« Moins de 10% des entreprises françaises de plus de 10 salariés sont transmises dans le cadre d’une continuité familiale », révèle un rapport sur la transmission familiale remis en octobre dernier au secrétaire d’État chargé des PME, Hervé Novelli. Ainsi, sur les plus de 6000 PME, entreprises de taille intermédiaire (ETI) et grandes entreprises familiales cédées chaque année, moins de 600 passeraient à la génération suivante. Plusieurs études récentes citées dans le document ont fait apparaître ce phénomène qui est qualifié de « très préoccupant pour l’avenir de l’économie française ». Le rapport indique en effet que « si l’entreprise familiale reste largement majoritaire en nombre en France (83% des entreprises) et contribue très largement à la richesse du pays (environ 50% du PNB et des emplois), elle est gravement menacée dans sa pérennité, en particulier dès que les entreprises grandissent en taille. »
La situation de la France semble assez isolée, selon une étude de l’Union européenne menée en 2006 dans sept pays, « en moyenne, la part de la transmission familiale s’élève à 44% avec de grandes différences selon les pays. » Pour certains, elle représente plus de la moitié du total des reprises, par exemple en Italie (80%), en Pologne (73,7%), en Autriche (72,7%) ou en Allemagne (51,7%). En revanche, dans d’autres pays, cette part est bien plus faible, comme en Slovénie (23,6%), en Lituanie (8%) ou en France (7,2%). L’étude précise tout de même que la part des transmissions familiales est en régression dans l’ensemble des pays au cours des dix dernières années. Une enquête d’OSEO publiée en 2005 avait déjà mis en lumière cette problématique nationale. A l’époque, l’organisme avait constaté que les départs en retraite étaient de plus en plus rarement suivis d’une transmission familiale : « celle-ci ayant lieu dans moins d’un cas sur dix dans les secteurs de l’industrie, des transports, du commerce de gros, du BTP et des services aux entreprises. »
Parmi les explications à ce phénomène, une absence de volonté des cédants. Seulement 18,5% des chefs d’entreprise français souhaitent en effet transmettre à un membre de leur famille, contre 61,6% en Italie et 74,5% en Allemagne.
Une autre enquête auprès des repreneurs cette fois a montré qu’une grande partie d’entre eux comptait déjà au sein de leur famille des entrepreneurs (parents, oncles et tantes, cousins) qui géraient une entreprise. Et lorsqu’on leur a demandé pourquoi ils n’ont pas repris l’affaire familiale, ils citent comme première raison l’activité de l’entreprise familiale, qui ne leur convenait pas, et ensuite, l’occasion qui ne s’était jamais présentée.
Mais le rapport pointe surtout d’autres obstacles. « La France souffre de faiblesses structurelles plus profondes : réticence ou incapacité des patrons de PME à aborder en temps voulu le problème de leur succession, difficulté à engager en famille un dialogue constructif sur un sujet encore tabou et chargé d’émotion, faiblesse de l’accompagnement des conseillers traditionnels et leur manque de formation », est-il souligné.

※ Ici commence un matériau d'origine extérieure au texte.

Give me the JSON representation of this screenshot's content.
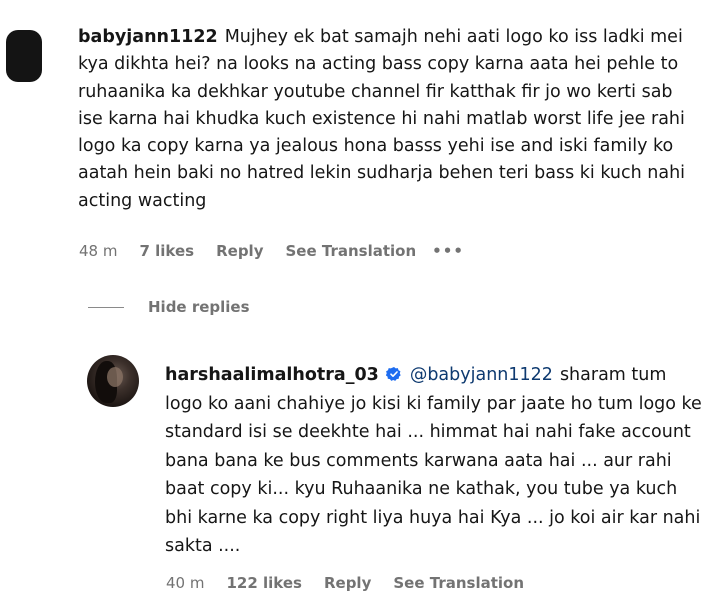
{
  "comment": {
    "username": "babyjann1122",
    "text": "Mujhey ek bat samajh nehi aati logo ko iss ladki mei kya dikhta hei? na looks na acting bass copy karna aata hei pehle to ruhaanika ka dekhkar youtube channel fir katthak fir jo wo kerti sab ise karna hai khudka kuch existence hi nahi matlab worst life jee rahi logo ka copy karna ya jealous hona basss yehi ise and iski family ko aatah hein baki no hatred lekin sudharja behen teri bass ki kuch nahi acting wacting",
    "time": "48 m",
    "likes": "7 likes",
    "reply_label": "Reply",
    "translation_label": "See Translation",
    "more": "•••",
    "avatar_icon": "avatar-icon"
  },
  "hide_replies_label": "Hide replies",
  "reply": {
    "username": "harshaalimalhotra_03",
    "verified_icon": "verified-badge-icon",
    "verified_color": "#1d6cf0",
    "mention": "@babyjann1122",
    "mention_color": "#0e3a70",
    "text": "sharam tum logo ko aani chahiye jo kisi ki family par jaate ho tum logo ke standard isi se deekhte hai ... himmat hai nahi fake account bana bana ke bus comments karwana aata hai ... aur rahi baat copy ki... kyu Ruhaanika ne kathak, you tube ya kuch bhi karne ka copy right liya huya hai Kya ... jo koi air kar nahi sakta ....",
    "time": "40 m",
    "likes": "122 likes",
    "reply_label": "Reply",
    "translation_label": "See Translation"
  },
  "colors": {
    "text": "#161616",
    "meta": "#737373",
    "background": "#ffffff"
  }
}
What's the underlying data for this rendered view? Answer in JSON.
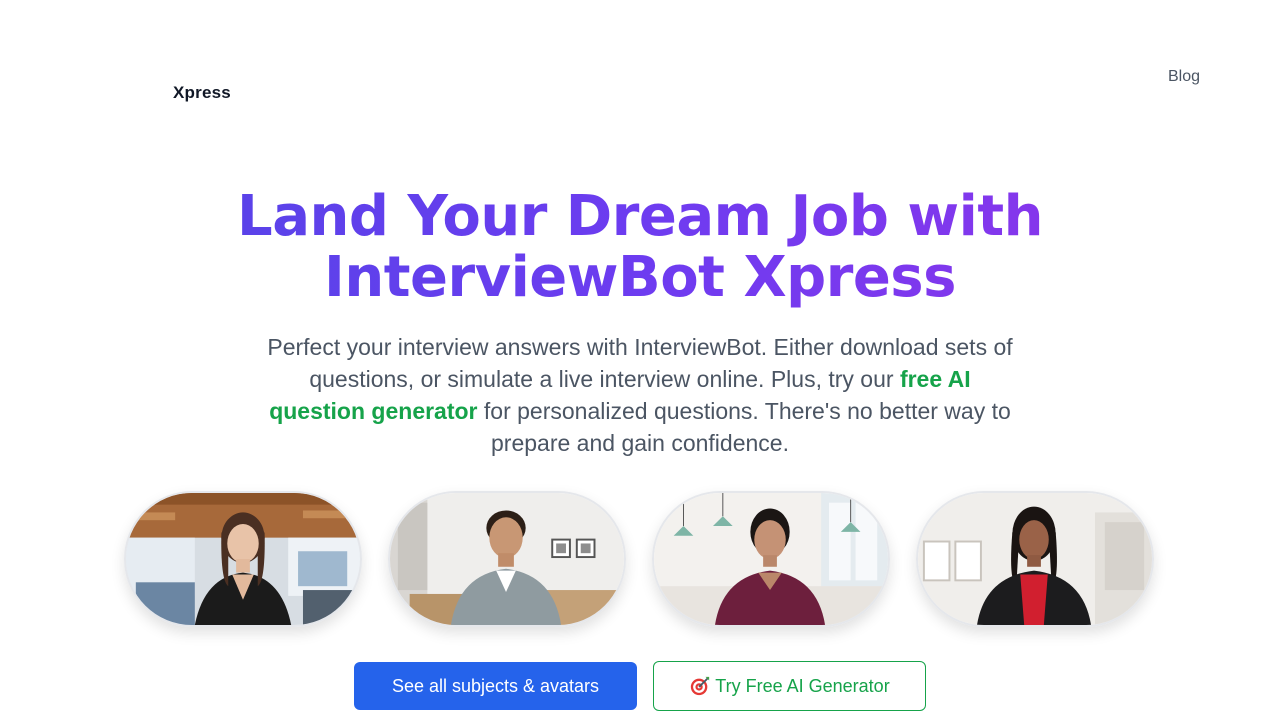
{
  "header": {
    "logo": "Xpress",
    "nav": {
      "blog_label": "Blog"
    }
  },
  "hero": {
    "title_line1": "Land Your Dream Job with",
    "title_line2": "InterviewBot Xpress",
    "subtitle_before": "Perfect your interview answers with InterviewBot. Either download sets of questions, or simulate a live interview online. Plus, try our ",
    "subtitle_link": "free AI question generator",
    "subtitle_after": " for personalized questions. There's no better way to prepare and gain confidence."
  },
  "avatars": [
    {
      "name": "avatar-woman-office"
    },
    {
      "name": "avatar-man-scrubs"
    },
    {
      "name": "avatar-woman-kitchen"
    },
    {
      "name": "avatar-woman-blazer"
    }
  ],
  "actions": {
    "primary_label": "See all subjects & avatars",
    "secondary_label": "Try Free AI Generator",
    "secondary_icon": "target-icon"
  },
  "colors": {
    "title_gradient_start": "#4f46e5",
    "title_gradient_end": "#9333ea",
    "link_green": "#16a34a",
    "primary_blue": "#2563eb",
    "body_text": "#4b5563"
  }
}
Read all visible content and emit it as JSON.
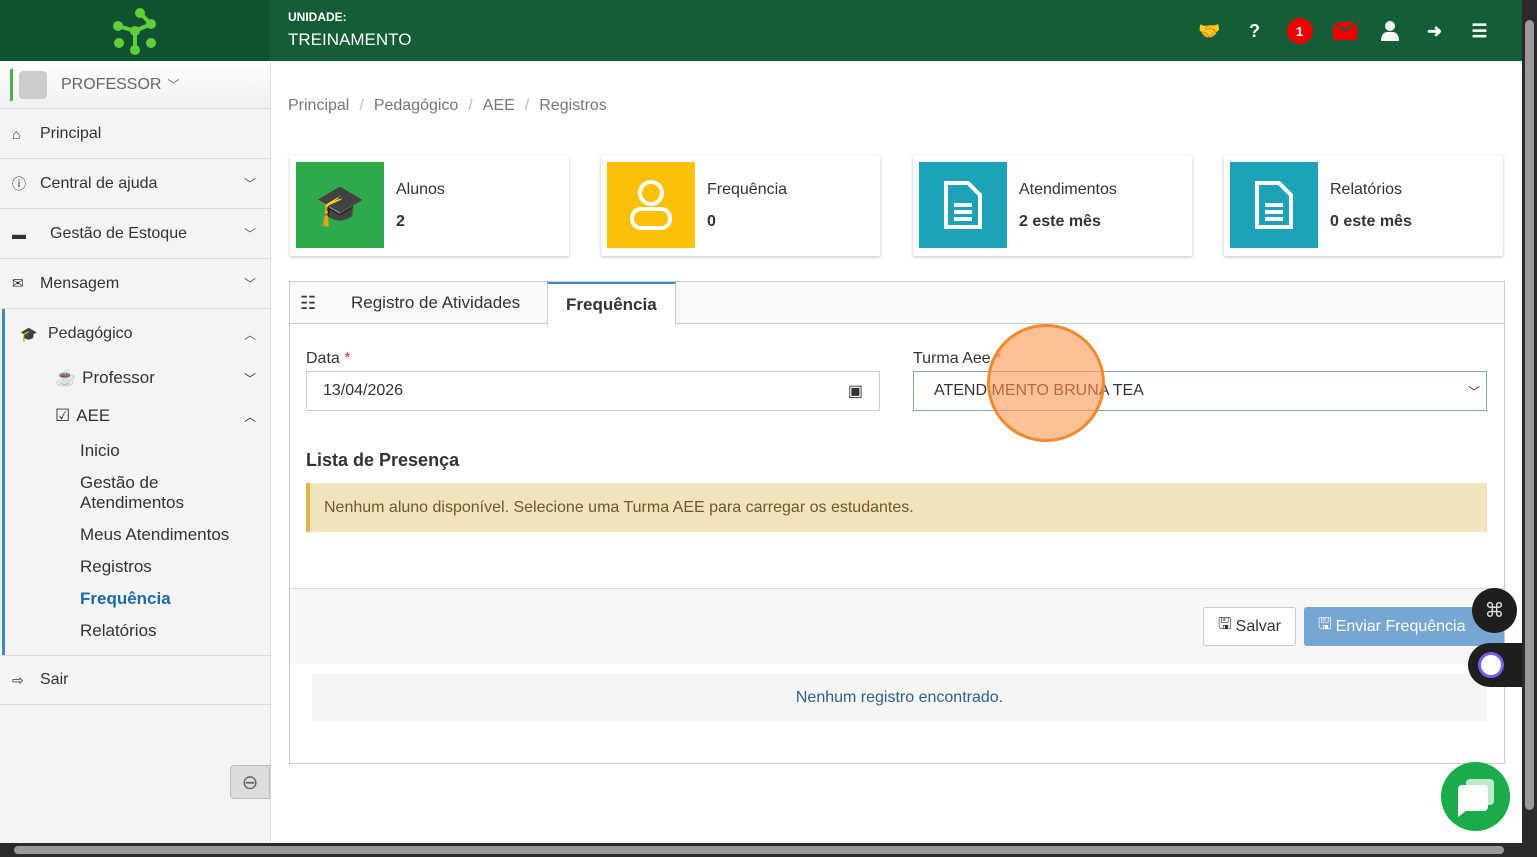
{
  "header": {
    "unit_label": "UNIDADE:",
    "unit_name": "TREINAMENTO",
    "notification_count": "1",
    "help": "?"
  },
  "sidebar": {
    "profile": "PROFESSOR",
    "items": [
      {
        "label": "Principal"
      },
      {
        "label": "Central de ajuda"
      },
      {
        "label": "Gestão de Estoque"
      },
      {
        "label": "Mensagem"
      },
      {
        "label": "Pedagógico"
      }
    ],
    "pedagogico": {
      "professor": "Professor",
      "aee": "AEE",
      "aee_items": [
        "Inicio",
        "Gestão de Atendimentos",
        "Meus Atendimentos",
        "Registros",
        "Frequência",
        "Relatórios"
      ]
    },
    "logout": "Sair"
  },
  "breadcrumb": [
    "Principal",
    "Pedagógico",
    "AEE",
    "Registros"
  ],
  "cards": [
    {
      "title": "Alunos",
      "value": "2",
      "color": "#2eaa4a"
    },
    {
      "title": "Frequência",
      "value": "0",
      "color": "#fbc107"
    },
    {
      "title": "Atendimentos",
      "value": "2 este mês",
      "color": "#1ea2b8"
    },
    {
      "title": "Relatórios",
      "value": "0 este mês",
      "color": "#1ea2b8"
    }
  ],
  "tabs": [
    "Registro de Atividades",
    "Frequência"
  ],
  "form": {
    "date_label": "Data",
    "date_value": "13/04/2026",
    "turma_label": "Turma Aee",
    "turma_value": "ATENDIMENTO BRUNA TEA",
    "required": "*"
  },
  "presence": {
    "title": "Lista de Presença",
    "alert": "Nenhum aluno disponível. Selecione uma Turma AEE para carregar os estudantes."
  },
  "buttons": {
    "save": "Salvar",
    "send": "Enviar Frequência"
  },
  "empty": "Nenhum registro encontrado."
}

Pour favoriser les transmissions familiales, l’auteur du rapport formule plusieurs recommandations. En matière de fiscalité, il suggère de supprimer l’impôt de solidarité sur la fortune (ISF) pour les actionnaires majoritaires des entreprises familiales et d’intégrer les comptes courants d’actionnaires de contrôle dans le calcul de l’ISF. En ce qui concerne le financement, il préconise de créer, au niveau national, une holding destinée à accompagner la transmission d’entreprises familiales considérées comme stratégiques. Cette holding de participations pourrait associer des fonds publics, mais aussi des sources plus pérennes de financement privé en vue de les investir, directement ou indirectement, sous forme de capitaux permanents pour faciliter la transmission sans perte de contrôle dans les PME familiales.
Enfin, le rapport insiste sur la préparation des dirigeants de PME. Il est essentiel d’« organiser l’accompagnement de l’entreprise pour anticiper la transmission, de favoriser le financement d’un diagnostic confidentiel pour promouvoir le dialogue intergénérationnel dès qu’il est nécessaire, c’est-à-dire lorsque la nouvelle génération a atteint l’âge d’entrer dans l’entreprise et de rationaliser ses propres choix de carrière. » Pour cela, il faut permettre la déductibilité fiscale des coûts de ce diagnostic.
Dernier point, l’auteur du rapport souhaite la création d’un Conseil permanent pour la transmission des entreprises familiales. Mis en place par le ministre de l’Économie, cet organisme serait chargé de la coordination des actions au niveau national et devrait définir une stratégie globale couvrant tous les aspects de la transmission. Il aurait d’ailleurs comme objectif premier de dégager un consensus national sur la définition de l’entreprise familiale.